Il Venezuela di Maduro alla fame

Scarrozzato in giro a bordo di un elegante pick-up nero, lo scorso mese il generale maggiore Manuel Quevedo, capo dell’industria petrolifera venezuelana, ha organizzato una joint venture con la statunitense Chevron.

Scortato da altri camion che trasportavano la sua scorta, Quevedo è transitato davanti ad alcuni operai che aspettavano fermi davanti a un pozzo petrolifero: volevano scambiare una parola con il ministro petrolifero nazionale dell’Opec – nonché presidente della propria industria petrolifera statale Pdvsa – sulla triste situazione in cui versa la compagnia.
Ma Quevedo e la sua carovana sono passati oltre.

«Non è uscito per chiedere ai lavoratori cosa stesse succedendo», racconta Jesus Tabata, un leader sindacale che lavora su una piattaforma situata nella ricca zona petrolifera dell’Orinoco.

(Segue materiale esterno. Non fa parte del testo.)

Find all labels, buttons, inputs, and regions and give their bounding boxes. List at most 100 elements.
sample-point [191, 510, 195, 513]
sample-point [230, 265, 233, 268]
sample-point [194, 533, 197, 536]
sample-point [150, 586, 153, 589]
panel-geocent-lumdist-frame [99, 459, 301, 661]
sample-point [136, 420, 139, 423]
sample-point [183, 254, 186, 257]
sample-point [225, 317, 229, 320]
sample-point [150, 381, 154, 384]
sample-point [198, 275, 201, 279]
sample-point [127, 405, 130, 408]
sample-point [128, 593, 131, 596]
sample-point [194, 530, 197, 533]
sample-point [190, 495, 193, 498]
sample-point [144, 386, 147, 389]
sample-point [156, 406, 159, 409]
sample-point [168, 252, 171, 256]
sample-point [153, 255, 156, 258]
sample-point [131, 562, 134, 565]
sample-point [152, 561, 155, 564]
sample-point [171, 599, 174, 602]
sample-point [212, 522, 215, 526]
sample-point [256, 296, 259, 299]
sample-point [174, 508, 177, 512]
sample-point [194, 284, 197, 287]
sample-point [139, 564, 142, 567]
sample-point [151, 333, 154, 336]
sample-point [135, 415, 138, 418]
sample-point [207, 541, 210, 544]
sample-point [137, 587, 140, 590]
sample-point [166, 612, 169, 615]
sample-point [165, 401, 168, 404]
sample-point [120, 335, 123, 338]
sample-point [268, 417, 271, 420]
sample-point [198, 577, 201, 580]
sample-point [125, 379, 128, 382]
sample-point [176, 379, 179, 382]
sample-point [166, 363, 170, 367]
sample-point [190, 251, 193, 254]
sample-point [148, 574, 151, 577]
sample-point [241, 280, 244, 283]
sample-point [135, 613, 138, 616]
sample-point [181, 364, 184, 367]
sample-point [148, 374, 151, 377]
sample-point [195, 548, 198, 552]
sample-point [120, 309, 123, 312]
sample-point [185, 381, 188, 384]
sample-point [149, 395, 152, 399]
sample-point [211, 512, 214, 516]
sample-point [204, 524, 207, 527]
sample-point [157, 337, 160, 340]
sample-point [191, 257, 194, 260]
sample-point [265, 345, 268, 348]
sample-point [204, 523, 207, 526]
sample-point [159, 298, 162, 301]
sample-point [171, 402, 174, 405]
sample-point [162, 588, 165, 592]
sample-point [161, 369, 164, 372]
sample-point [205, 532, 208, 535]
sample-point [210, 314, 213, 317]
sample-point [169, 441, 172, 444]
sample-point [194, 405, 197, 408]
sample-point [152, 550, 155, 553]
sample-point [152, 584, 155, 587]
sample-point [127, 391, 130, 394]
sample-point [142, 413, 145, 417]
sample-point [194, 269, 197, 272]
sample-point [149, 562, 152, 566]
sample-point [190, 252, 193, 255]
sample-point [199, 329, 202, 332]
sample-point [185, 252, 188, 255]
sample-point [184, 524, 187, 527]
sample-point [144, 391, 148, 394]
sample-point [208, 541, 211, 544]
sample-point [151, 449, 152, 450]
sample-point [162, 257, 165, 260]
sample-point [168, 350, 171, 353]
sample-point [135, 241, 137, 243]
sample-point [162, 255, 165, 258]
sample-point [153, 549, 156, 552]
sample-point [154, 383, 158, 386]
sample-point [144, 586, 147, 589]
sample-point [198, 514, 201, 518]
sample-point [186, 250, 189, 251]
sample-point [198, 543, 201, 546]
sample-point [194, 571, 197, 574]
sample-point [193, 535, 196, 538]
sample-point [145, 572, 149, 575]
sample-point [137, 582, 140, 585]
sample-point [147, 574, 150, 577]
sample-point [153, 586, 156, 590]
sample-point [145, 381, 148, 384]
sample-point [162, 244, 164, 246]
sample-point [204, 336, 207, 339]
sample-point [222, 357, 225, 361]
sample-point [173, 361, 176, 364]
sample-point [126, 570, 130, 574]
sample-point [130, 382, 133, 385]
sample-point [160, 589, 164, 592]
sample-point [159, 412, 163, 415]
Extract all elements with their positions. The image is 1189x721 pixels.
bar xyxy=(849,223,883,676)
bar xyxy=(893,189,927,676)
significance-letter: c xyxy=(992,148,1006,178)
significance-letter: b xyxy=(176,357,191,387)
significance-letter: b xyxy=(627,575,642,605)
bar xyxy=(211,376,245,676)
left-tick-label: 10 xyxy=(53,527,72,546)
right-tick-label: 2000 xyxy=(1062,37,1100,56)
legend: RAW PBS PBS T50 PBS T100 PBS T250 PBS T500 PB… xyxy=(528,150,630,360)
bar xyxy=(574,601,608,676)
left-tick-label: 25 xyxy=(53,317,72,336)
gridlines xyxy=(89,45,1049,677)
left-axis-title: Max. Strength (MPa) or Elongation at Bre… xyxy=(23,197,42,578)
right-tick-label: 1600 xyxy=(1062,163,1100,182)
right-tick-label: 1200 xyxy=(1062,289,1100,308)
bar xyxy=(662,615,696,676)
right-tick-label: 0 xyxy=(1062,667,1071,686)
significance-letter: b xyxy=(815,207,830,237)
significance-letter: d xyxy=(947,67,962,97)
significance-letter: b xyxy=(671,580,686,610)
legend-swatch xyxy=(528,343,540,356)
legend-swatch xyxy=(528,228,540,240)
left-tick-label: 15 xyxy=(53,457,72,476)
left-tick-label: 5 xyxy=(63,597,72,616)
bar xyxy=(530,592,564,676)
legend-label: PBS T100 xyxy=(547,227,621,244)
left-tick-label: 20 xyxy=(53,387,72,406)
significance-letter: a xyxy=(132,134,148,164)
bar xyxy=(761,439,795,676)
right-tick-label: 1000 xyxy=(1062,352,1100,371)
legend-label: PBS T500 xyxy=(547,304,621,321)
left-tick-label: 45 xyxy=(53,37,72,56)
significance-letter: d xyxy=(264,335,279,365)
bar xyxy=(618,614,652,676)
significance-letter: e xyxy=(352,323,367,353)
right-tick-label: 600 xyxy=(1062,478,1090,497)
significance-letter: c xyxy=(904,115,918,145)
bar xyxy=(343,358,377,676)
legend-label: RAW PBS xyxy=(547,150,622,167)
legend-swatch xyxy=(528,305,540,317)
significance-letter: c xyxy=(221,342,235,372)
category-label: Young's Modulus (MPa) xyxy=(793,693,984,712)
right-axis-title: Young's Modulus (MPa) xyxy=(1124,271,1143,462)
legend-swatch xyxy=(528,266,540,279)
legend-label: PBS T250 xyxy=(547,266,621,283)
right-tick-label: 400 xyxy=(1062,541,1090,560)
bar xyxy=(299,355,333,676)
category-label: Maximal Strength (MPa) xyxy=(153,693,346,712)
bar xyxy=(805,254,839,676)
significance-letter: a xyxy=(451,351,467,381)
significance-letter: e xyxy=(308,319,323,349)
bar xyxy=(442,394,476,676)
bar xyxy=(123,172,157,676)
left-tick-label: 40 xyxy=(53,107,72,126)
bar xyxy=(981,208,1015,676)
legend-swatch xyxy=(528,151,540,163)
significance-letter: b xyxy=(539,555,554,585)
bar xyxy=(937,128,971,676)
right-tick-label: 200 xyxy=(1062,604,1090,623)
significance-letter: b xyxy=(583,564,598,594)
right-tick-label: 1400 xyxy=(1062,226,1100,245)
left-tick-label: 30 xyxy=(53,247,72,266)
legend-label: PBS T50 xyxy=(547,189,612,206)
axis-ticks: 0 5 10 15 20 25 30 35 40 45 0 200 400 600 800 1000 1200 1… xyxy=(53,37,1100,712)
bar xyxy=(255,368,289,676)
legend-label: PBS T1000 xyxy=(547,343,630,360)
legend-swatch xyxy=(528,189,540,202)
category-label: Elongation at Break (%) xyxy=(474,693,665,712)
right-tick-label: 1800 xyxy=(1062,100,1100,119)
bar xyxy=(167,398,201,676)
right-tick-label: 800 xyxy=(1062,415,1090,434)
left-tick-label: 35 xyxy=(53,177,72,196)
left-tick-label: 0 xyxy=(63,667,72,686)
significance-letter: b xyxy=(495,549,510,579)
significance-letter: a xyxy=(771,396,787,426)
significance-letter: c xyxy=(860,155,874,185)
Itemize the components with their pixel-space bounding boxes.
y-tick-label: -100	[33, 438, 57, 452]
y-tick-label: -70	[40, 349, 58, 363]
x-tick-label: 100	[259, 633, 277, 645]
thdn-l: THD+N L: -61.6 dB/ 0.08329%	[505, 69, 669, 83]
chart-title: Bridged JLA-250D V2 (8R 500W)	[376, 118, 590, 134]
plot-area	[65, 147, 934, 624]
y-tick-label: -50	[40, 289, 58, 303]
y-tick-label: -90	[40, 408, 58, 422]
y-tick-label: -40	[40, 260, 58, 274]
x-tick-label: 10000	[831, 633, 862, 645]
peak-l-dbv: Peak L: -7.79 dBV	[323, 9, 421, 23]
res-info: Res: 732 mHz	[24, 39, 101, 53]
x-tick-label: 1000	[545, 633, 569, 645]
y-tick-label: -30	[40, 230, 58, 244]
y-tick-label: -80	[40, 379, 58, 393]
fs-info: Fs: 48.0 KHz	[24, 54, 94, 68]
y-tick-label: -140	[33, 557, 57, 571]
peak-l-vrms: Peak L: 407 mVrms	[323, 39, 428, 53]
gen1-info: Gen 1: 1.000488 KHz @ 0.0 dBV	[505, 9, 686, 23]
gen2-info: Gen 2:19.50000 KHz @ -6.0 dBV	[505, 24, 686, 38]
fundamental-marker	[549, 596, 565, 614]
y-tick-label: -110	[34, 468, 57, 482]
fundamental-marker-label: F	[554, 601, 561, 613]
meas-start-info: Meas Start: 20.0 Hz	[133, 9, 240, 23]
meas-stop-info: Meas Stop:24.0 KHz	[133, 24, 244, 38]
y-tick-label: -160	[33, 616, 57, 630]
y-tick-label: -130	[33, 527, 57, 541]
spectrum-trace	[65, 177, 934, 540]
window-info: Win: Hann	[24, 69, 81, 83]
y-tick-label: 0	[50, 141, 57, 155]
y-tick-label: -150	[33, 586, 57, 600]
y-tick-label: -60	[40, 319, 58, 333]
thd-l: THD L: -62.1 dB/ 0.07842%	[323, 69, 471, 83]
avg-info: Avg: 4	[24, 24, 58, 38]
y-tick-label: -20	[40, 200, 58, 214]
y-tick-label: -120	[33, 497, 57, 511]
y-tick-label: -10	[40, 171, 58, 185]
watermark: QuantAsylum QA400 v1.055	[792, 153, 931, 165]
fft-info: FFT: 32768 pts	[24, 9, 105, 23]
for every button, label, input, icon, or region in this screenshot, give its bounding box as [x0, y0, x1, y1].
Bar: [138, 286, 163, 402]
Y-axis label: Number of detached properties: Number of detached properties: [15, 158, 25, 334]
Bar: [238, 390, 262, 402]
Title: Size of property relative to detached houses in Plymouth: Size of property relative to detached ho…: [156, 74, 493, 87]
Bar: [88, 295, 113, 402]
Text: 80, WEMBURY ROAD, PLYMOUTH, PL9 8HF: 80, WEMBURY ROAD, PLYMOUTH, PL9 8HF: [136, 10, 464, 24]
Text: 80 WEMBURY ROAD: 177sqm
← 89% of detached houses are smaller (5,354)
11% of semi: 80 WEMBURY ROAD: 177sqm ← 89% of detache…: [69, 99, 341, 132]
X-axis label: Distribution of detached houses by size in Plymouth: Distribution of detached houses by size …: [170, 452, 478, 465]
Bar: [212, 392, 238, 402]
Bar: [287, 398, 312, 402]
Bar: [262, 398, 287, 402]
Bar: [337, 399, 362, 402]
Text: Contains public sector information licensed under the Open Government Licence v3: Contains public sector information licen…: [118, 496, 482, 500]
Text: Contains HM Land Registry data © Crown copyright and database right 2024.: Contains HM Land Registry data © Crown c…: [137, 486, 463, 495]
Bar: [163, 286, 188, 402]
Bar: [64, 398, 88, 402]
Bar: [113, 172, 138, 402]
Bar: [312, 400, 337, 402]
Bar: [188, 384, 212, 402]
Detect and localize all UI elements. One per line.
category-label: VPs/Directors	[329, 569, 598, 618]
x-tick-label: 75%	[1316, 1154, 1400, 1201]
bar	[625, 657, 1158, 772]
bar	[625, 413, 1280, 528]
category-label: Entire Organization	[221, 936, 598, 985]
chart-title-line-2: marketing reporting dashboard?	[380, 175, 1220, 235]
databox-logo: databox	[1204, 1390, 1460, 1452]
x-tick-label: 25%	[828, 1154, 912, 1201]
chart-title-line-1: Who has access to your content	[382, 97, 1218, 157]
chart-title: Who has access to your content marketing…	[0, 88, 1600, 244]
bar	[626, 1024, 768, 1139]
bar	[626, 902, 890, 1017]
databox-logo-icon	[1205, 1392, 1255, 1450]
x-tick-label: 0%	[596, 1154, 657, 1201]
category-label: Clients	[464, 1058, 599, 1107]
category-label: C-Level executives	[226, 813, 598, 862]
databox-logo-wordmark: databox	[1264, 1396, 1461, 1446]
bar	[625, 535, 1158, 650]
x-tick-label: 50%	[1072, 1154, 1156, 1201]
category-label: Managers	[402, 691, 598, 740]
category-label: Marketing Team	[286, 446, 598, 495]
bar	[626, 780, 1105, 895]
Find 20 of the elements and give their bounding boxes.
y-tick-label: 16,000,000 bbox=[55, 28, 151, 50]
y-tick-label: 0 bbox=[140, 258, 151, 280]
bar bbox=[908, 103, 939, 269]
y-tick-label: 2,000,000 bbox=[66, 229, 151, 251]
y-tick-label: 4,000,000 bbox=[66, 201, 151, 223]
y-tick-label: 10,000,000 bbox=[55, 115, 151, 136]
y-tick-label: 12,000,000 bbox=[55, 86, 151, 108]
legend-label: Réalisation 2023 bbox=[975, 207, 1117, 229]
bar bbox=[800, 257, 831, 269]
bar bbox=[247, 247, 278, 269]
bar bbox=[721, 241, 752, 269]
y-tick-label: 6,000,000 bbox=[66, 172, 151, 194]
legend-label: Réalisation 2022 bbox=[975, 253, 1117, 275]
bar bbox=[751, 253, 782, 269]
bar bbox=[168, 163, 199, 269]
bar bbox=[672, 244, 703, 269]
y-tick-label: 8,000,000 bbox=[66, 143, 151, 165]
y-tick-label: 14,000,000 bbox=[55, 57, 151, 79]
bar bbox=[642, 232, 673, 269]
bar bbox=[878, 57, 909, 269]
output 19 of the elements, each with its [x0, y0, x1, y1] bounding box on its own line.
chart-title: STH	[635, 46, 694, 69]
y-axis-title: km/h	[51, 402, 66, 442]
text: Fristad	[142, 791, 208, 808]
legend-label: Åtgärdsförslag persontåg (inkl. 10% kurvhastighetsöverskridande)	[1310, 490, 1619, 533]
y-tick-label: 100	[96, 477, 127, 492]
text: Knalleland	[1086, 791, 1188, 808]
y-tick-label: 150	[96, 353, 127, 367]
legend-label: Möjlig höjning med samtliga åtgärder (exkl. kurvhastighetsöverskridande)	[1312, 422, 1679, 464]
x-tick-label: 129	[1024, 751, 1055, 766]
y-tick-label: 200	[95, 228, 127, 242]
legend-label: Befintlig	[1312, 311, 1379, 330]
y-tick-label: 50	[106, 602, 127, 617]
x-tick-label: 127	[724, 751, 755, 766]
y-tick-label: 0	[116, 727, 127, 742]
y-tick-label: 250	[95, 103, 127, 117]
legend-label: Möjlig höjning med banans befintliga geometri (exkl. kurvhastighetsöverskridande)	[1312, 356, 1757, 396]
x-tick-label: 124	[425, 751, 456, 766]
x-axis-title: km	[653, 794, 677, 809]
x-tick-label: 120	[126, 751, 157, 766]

Perché «in questo modo è più facile continuare a dire che tutto va bene e, allo stesso tempo, continuare a tenerci come schiavi, pagandoci miseramente».

Sotto il controllo del nuovo comandante (che ha rapidamente estromesso dall’impresa in difficoltà la classe dirigente e la bassa manovalanza) migliaia di lavoratori del petrolio stanno scappando dalla compagnia petrolifera statale. Secondo i capi del sindacato, in Venezuela attualmente operano quasi una decina di lavoratori e oltre una decina di ex dipendenti della Pdvsa, oltre a quasi una decina di dirigenti di società straniere.

In questo periodo, alcuni uffici della Pdvsa sono invasi dalle telefonate provenienti da decine di lavoratori che sono in attesa di dimettersi. Un operaio petrolifero ha raccontato a Reuters che il personale delle risorse umane di almeno un ufficio amministrativo nello stato di Zulia ha smesso di trattare con i dimissionari e ha appeso un cartello con scritto: «non accettiamo dimissioni».

Anche se le statistiche ufficiali della forza lavoro sono ora un segreto gelosamente custodito, una decina di fonti hanno riferito a Reuters che quest’anno diverse migliaia di lavoratori hanno dato le dimissioni, incrementando il già preoccupante deflusso dello scorso anno. E, secondo quando ha riportato leader del sindacato e critico governativo Ivan Freites citando dati interni dell’azienda, a partire da gennaio 2017, in 12 mesi circa 25 mila lavoratori, dei 146 mila dichiarati ufficialmente dalla Pdvsa nel 2016, hanno già rassegnato le dimissioni.

E sempre il prominente leader sindacale delle maggiori raffinerie a nord della penisola Paraguana ha aggiunto che le dimissioni, ora, sembrano essersi impennate bruscamente e che «sono inarrestabili».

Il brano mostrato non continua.